First, you have to clean these wrinkly little morsels of goodness. Get inside 'em, there be bugs in there!

Then, I cut them in half. Otherwise the yummy breading won't cover everything.

Next, they go in a mix of flour, salt, and pepper. They get a good coating, but then I shake them off best I can.

Their second coating is some of our farm fresh eggs, beaten.

Then last they go back into a mix of flour, salt, and pepper. I like to have some of the flour be spelt or whole wheat (but not all of it! The gluten in all purpose flour is needed to help keep the breading together!)

Now they go into my saute pan in a mix of olive oil & butter. I mix the two because the olive oil raises the smoke point of the pan, but the butter adds yummy flavor. Cook on low-med until golden brown and delicious!

I almost put some garnish in the bowl for this picture, but I believe cooking should look like it actually does by those of us who aren't pros. So these may not look like much, but I promise they are creamy and delish.

Sunday, April 18, 2010

With spring comes activity & 181 fluffballs

It is definitely spring around here. My favorite tree the flowering crabapple is blooming, some day perhaps I'll have a dozen of those or so in my yard.
Some of my most recent heritage bulbs are coming up, including this cute little pink hyacinth called "Double Hollyhock" also from Old House Gardens.

Ryan has been in a flurry of activity with the spring, too. Here he is treating boards with linseed oil to help them last. He also re-mulched our swampy rhubarb patch and filled in some holes in the rhubarb where chickens had beaten up rhubarb plants.

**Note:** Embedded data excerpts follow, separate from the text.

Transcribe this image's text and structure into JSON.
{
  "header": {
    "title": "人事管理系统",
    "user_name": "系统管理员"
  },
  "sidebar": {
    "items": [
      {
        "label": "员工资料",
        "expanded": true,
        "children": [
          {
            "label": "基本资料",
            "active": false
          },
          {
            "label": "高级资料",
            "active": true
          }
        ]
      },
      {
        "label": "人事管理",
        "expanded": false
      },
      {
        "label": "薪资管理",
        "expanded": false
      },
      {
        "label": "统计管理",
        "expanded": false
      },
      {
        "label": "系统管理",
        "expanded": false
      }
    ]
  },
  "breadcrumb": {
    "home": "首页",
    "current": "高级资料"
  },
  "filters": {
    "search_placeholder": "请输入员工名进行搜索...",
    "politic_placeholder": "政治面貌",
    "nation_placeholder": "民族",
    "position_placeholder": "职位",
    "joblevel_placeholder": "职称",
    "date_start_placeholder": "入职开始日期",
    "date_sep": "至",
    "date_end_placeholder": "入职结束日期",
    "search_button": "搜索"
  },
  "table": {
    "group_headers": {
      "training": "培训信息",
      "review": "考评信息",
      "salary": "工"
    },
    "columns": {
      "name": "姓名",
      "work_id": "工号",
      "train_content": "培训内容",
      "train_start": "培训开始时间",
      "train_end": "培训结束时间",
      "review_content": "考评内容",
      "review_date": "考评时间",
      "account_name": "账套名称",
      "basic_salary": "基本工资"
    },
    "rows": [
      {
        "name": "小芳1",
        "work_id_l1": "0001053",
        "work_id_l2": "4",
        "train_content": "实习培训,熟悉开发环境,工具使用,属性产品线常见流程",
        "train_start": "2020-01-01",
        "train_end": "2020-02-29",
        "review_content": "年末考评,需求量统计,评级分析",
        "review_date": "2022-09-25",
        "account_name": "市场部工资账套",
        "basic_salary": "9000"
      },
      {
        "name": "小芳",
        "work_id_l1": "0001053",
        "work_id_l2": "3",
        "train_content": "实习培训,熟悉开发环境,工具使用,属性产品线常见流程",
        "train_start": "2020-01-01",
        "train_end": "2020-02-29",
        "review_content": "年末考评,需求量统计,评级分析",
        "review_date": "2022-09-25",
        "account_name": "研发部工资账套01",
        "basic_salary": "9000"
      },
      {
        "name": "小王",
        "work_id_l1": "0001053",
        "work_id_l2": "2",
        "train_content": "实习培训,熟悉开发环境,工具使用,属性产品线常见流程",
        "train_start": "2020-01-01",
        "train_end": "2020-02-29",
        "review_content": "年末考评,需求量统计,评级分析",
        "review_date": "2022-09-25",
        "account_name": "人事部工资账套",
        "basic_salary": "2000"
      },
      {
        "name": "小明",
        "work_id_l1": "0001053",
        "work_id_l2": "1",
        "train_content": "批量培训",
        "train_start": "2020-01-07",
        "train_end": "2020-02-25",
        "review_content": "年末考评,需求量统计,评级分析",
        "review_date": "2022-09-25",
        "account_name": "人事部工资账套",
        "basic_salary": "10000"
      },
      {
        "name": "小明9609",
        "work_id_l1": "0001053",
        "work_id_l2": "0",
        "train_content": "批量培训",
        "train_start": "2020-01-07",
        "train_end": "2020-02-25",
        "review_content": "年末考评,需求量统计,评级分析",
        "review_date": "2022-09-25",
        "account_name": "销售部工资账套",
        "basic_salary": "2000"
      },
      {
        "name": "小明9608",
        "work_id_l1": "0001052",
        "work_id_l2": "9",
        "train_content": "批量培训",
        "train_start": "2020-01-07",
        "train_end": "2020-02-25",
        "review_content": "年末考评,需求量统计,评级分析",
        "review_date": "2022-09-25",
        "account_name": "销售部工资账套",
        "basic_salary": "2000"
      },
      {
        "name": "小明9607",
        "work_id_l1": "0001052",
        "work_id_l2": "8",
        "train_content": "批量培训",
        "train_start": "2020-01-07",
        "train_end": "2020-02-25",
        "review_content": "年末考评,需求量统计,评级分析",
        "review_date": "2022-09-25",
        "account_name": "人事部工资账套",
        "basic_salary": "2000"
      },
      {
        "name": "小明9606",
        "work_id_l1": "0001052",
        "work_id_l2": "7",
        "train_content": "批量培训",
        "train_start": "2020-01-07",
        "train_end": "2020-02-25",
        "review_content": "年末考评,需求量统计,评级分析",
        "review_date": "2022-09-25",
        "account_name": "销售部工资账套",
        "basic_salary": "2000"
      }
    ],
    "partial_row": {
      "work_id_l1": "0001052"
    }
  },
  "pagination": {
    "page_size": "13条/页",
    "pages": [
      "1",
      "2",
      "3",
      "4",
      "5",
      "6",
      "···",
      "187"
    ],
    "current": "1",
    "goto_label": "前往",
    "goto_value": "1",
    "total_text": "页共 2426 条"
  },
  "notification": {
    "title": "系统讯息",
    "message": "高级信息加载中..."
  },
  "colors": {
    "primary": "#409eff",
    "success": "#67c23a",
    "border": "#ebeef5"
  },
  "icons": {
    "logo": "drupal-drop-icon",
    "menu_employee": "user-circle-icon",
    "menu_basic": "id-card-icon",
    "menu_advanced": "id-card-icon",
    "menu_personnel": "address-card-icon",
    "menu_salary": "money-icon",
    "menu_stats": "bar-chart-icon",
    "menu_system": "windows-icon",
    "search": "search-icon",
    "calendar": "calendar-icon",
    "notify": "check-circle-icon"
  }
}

Perhaps those plants were buggy and they were doing us a favor... The one thing I have learned here is that chickens love mulch. Love it. It is a nest, it is a food source, it is a place of dust baths. Mulch seldom lasts well around our farm, but we do it anyway. Why? Because it is cheap (free!) because I work at Vermeer, maker of many brush chippers; and because it is a chemical-free way to keep weeds down. Not to mention, if chickens are tearing up my mulch they are ignoring my strawberries. Layer chickens are smarter than the broiler chickens, but they do still only have the capacity to focus on one thing at a time. They are just not born multitaskers.

This week we also received our first 181 little yellow fluffballs. The question I keep getting here is: Why 181? Well, we ordered 175. But in the interest of customer satisfaction, the hatchery always throws in a random number of extra chicks in case some don't survive shipping. In our case, I don't think we've ever lost many (if any) in transit, but this way if we do the hatchery hasn't upset us by shorting us chicks. So now we have 181, and they will be this cute for about a week before they start growing and get a lot less cute.